Confidentiality versus academic freedom

To ensure that clinical trial results do not become public and are not copied or lack novelty such that they no longer qualify for protection under IP rights, all parties must treat them as confidential. However, some institutions such as universities and medical centres have interests (eg, academic freedom and publication rights) which place limitations on potential confidentiality obligations. For example, strict confidentiality would interfere with an institution's mandate to pursue research and safeguard public welfare or prevent it from freely sharing and publishing research results. Therefore, parties should take these potential conflicts of interest into consideration when negotiating a CTA.

Commercialisation versus IP ownership

Clinical trial results often are not directly generated by research companies (eg, sponsors) but by means of involving service providers such as institutions or their employees. Depending on the jurisdiction, creators may own the IP rights to any created results. In order to use and commercialise clinical trial results, a research company must gain ownership of the results, or at least a right to use them, and/or the IP rights to the results. Specific IP regimes must be considered when negotiating respective terms under a CTA. For example, in some jurisdictions it is legally impossible to assign copyright to a work. In some jurisdictions there is the doctrine of 'work for hire', whereas in others, for some IP rights the employing company does not automatically gain any and all rights to results created by an employee. Depending on the applicable law and the kind of results and IP rights relating to the results, the parties must specifically negotiate terms of assignment and transfer of rights to the clinical trial results in order to ensure the chain of transfer.

Research purpose versus regulatory restrictions

In order to pursue research and develop new products, conducting clinical trials is essential to research companies. Results and data from clinical trials therefore are important assets. At the same time, research companies are subject to a strict regulatory environment because the research area refers to a sensible and legally strictly protected value: human life and health.

Thus, the conduct of a clinical trial itself as well as the handling of results (ie, whether it is the assignment of ownership to results or the transfer of such) is challenging from a legal perspective. It becomes even more challenging when personal data is involved, which is often the case with clinical trial results, unless the data is anonymised. When negotiating a CTA, the respective terms relating to each party's contractual responsibilities and regulatory obligations must be agreed on.

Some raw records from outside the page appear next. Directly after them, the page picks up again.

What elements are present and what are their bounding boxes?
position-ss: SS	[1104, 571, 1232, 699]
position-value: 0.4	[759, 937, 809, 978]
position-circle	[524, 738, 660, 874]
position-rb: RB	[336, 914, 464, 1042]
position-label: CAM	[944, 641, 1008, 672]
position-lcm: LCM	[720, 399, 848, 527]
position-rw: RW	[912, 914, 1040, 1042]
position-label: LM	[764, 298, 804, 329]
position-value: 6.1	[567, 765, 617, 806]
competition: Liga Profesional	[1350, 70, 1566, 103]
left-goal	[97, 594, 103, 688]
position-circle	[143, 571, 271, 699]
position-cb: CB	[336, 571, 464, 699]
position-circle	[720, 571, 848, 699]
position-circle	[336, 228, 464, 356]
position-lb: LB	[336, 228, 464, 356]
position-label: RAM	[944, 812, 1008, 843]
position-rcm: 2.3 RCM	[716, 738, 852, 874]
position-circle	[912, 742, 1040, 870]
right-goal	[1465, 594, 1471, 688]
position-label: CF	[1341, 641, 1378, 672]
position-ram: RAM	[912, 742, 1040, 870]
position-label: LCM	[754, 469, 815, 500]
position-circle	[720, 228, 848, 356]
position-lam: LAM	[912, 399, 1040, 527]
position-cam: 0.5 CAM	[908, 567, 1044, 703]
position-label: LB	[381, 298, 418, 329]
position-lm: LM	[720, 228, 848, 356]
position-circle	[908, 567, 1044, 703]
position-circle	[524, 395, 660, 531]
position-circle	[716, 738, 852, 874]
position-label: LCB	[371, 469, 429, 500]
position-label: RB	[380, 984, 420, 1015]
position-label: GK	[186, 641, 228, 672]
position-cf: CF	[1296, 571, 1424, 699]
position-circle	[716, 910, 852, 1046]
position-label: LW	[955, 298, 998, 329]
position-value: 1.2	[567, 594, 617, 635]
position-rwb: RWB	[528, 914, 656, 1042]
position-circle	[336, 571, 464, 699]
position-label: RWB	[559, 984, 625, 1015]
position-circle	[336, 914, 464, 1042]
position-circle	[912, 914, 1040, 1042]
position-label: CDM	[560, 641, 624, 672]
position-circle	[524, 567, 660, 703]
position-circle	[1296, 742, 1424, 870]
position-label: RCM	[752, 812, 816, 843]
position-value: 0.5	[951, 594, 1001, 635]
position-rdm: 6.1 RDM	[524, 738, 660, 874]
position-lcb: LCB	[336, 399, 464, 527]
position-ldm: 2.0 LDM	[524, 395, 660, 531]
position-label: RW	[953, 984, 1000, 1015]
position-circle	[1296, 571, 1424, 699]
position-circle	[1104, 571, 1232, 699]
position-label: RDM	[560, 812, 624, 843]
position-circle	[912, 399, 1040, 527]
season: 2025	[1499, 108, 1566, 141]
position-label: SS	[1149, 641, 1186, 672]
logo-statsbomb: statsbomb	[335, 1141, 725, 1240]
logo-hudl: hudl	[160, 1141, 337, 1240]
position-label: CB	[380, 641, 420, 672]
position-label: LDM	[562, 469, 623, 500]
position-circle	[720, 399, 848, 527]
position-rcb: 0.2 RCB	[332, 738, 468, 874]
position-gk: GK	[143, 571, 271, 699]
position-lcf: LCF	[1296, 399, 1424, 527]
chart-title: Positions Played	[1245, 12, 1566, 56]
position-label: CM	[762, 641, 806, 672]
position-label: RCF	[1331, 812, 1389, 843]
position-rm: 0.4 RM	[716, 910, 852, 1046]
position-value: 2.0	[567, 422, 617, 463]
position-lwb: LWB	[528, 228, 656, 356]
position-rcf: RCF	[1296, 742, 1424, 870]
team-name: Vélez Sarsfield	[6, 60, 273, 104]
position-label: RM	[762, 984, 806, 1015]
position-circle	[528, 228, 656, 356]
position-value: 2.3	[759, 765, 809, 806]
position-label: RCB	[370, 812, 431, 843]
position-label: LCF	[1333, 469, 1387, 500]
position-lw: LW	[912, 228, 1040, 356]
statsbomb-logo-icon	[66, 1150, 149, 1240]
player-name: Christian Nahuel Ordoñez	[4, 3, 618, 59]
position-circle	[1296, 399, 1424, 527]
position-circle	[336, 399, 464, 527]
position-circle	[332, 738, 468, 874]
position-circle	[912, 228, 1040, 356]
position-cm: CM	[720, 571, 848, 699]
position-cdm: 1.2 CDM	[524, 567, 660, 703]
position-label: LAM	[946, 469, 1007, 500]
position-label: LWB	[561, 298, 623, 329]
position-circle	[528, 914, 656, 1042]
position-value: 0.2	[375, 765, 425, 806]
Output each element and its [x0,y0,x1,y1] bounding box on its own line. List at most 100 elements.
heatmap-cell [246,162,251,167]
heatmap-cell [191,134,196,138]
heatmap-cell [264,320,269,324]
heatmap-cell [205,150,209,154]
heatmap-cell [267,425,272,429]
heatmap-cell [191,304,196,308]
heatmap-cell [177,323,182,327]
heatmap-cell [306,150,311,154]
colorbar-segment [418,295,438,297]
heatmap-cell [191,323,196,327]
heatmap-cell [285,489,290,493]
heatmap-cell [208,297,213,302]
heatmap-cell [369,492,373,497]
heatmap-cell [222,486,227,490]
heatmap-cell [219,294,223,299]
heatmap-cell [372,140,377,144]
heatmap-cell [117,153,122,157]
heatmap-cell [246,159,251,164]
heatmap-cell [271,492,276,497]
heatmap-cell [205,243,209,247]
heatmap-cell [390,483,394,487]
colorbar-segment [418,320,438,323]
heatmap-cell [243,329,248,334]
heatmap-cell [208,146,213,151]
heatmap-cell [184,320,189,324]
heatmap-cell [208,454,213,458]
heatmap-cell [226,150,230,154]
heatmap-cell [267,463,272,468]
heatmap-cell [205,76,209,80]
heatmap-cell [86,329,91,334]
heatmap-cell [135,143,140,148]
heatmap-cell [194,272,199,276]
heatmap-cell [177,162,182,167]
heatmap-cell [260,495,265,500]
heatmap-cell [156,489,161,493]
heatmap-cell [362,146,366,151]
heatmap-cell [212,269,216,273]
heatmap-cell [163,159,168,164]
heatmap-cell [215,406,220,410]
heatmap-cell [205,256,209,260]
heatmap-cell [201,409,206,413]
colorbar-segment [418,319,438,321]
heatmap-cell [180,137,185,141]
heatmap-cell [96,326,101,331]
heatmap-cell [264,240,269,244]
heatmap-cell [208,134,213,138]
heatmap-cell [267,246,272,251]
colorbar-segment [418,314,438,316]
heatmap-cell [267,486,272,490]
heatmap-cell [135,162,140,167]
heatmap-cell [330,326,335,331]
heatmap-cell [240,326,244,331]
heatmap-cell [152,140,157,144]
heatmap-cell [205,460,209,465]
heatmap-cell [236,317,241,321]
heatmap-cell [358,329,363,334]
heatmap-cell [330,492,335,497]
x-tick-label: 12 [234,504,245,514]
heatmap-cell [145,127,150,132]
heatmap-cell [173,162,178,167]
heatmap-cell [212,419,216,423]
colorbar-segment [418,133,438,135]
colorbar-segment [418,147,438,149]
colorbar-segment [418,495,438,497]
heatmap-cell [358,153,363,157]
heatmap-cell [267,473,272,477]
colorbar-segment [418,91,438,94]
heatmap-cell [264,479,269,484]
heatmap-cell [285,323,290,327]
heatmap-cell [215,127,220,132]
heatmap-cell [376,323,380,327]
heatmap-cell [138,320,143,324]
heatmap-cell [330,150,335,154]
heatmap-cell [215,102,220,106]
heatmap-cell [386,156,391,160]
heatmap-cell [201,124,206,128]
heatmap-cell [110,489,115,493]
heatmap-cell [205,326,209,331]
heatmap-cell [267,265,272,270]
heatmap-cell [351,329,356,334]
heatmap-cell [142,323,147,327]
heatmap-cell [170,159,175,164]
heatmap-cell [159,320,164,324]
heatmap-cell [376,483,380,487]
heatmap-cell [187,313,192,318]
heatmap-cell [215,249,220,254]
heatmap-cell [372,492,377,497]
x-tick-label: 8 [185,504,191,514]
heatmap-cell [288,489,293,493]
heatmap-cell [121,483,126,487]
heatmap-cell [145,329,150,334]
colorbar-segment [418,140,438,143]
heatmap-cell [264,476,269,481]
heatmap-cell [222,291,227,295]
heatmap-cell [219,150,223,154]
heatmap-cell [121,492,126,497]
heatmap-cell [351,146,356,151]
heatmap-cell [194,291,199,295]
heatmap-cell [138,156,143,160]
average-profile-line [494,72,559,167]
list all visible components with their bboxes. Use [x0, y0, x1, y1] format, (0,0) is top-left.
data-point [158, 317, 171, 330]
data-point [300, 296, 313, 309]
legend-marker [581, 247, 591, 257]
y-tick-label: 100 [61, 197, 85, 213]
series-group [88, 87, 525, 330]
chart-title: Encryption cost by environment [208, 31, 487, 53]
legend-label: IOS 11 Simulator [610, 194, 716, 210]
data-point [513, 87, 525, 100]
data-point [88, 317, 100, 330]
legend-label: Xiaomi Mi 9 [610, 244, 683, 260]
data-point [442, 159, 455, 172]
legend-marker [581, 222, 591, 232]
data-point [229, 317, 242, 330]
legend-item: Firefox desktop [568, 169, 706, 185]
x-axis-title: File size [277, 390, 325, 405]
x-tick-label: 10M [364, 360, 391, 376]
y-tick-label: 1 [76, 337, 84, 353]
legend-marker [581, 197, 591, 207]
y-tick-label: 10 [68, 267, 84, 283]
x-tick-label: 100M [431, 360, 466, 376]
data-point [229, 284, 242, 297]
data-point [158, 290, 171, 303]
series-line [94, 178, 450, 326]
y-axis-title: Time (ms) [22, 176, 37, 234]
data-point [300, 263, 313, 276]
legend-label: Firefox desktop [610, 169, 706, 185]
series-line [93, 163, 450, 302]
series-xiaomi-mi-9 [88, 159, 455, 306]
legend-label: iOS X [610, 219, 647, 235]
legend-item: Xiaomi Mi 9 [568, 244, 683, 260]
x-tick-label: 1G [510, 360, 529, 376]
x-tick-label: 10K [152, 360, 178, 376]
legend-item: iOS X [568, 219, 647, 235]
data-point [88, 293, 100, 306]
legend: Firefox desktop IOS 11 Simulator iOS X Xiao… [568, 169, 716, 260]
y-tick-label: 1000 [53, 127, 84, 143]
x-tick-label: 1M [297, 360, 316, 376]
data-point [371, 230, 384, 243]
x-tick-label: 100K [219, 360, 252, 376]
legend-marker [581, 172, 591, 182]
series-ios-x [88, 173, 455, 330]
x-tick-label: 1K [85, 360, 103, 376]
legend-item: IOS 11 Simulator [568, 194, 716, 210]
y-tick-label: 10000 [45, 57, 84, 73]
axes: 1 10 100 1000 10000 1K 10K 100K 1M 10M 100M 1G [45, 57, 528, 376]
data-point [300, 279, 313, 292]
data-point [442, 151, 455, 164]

Additional IP protection in the European Union

Clinical trial results may also be protected in the European Union using the following methods:

  • Supplementary protection certificates (SPCs) – patent owners (eg, medicine patent owners) can extend the term of patent protection from the expiry date of the patent protection term, subject to requirements, using SPCs.
  • Regulatory data exclusivity – a marketing authorisation holder is protected from another marketing authorisation applicant being able to refer to the marketing authorisation holder's documentation of a medicinal product (eg, clinical and pre-clinical data being part of a dossier) for a term of eight years from the first marketing authorisation in the European Union.
  • Orphan market exclusivity – medicines with orphan status benefit from 10 years of market exclusivity once they receive a marketing authorszation in the European Union. This encourages the development of medicines for rare diseases by protecting them from competition from not only the same but also similar medicines. Such medicines must not be marketed during this exclusivity period.
  • Paediatric-use marketing authorisation (PUMA) – this is a dedicated marketing authorisation covering the indication(s) and appropriate formulation(s) for medicines developed exclusively for use in the paediatric population. PUMA is for medicines that are already authorised, no longer covered by an SPC or a patent that qualifies as an SPC, and exclusively developed for use on children.